Józef Julian Francisez Feliks Babiński ( 1857 – 1932]. D’abord interne en médecine dans le Service de Victor-André Cornil (1837-1908) à l’Hôtel-Dieu (1879), puis chef de clinique dans le service de de Jean-Martin Charcot (1825-1893) à la Salpêtrière 1884. Il soutient en 1885 sa thèse de doctorat sur Étude anatomique et clinique sur la sclérose en plaques, Paris, G. Masson, 1885. 1 vol. in-8°, 151 p. En 1886 il publie un article étonnant Recherches servant à établir que certaines manifestations hystériques peuvent être transférées d’un sujet à un autre sujet sous l’influence de l’aimant, Paris, Au bureau du Progrès médical et A . Delahaye et E. Lecrosnier, 1886. 1 vol. in-8°, 8 p. Nommé médecin des hôpitaux en 1890, sa carrière se déroule à la Pitié. Dans le service de Charcot, qui soignait ce que l’on rassemblait à l’époque sous le nom d’hystérie, il distingue les paralysies hystériques des paralysies organiques, et à partir de 1893 il recherche les signes objectifs des maladies organiques permettant de les distinguer des névroses (Démembrement de l’hystérie traditionnelle, 1909).

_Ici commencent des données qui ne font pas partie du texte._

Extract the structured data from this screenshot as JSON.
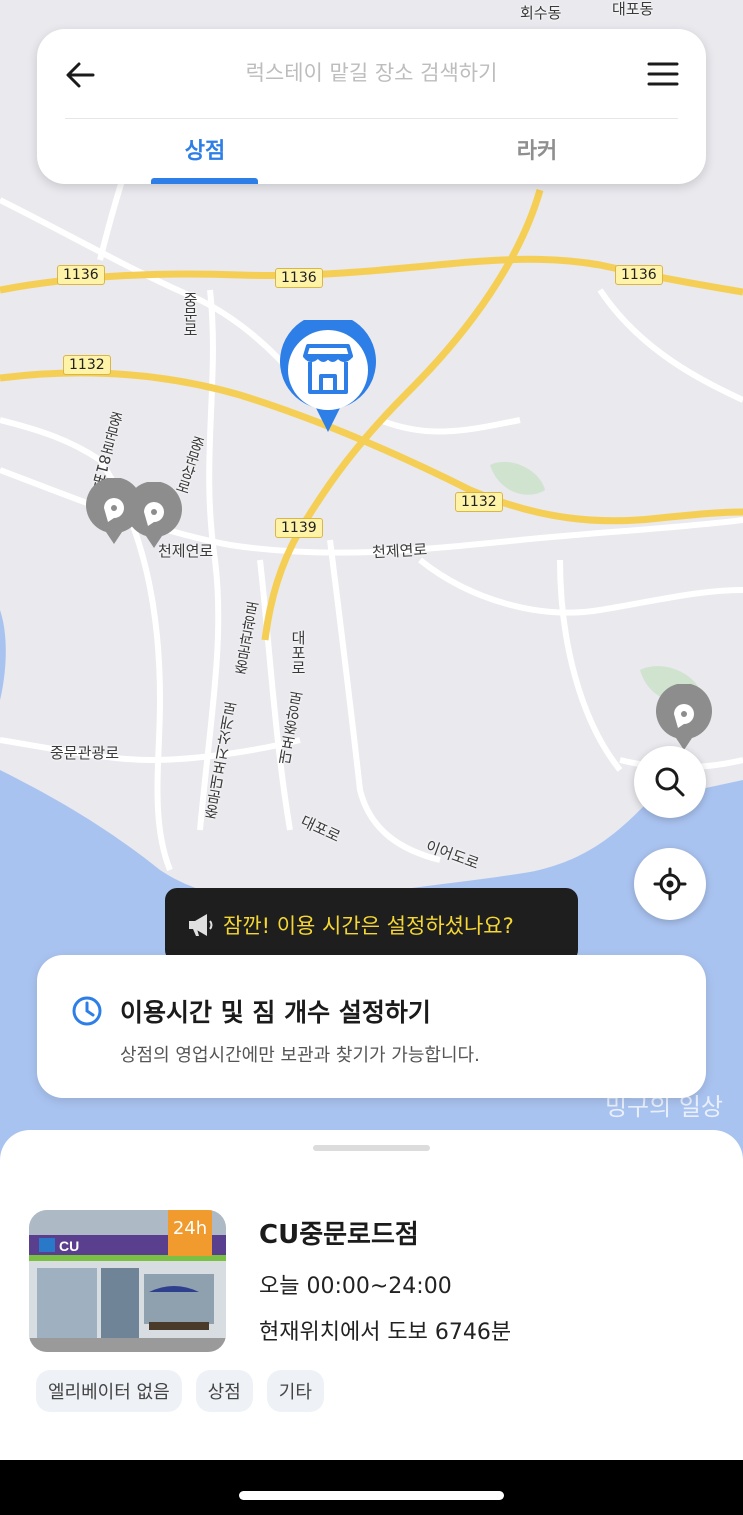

En 1896, il découvre le signe universellement connu maintenant sous le nom de signe de Babinski : inversion du réflexe cutané-plantaire en rapport avec une perturbation du faisceau pyramidal, qui se traduit par l’extension du gros orteil. En 1903, il complète ce signe par le signe de l’éventail. D’autres signes deviendront classiques en neurologie, tels que le signe du peaucier, le réflexe achilléen, le réflexe paradoxal du coude. Par ses travaux sur la sémiologie cérébelleuse, il a créé un syndrome clinique et indiqué l’analyse physiologique de l’asynergie, l’adiadococinésie, l’hypermétrie, la catalepsie cérébelleuse. Ses tests par les épreuves du vertige voltaïque et de la désorientation spontanée ou provoquée (épreuve de Babinski-Weill) permettent de déceler les lésions du cervelet ou de l’appareil vestibulaire. Ses recherches sur la pathologie de la moelle épinière l’ont amené à décrire la paraplégie spasmodique en flexion et à en fixer les règles précises de diagnostic. On lui doit la notion de l’exagération des réflexes de défense dans la maladie de Friedrich (ataxie), la première observation typique du syndrome adiposo-génital (syndrome de Babinski .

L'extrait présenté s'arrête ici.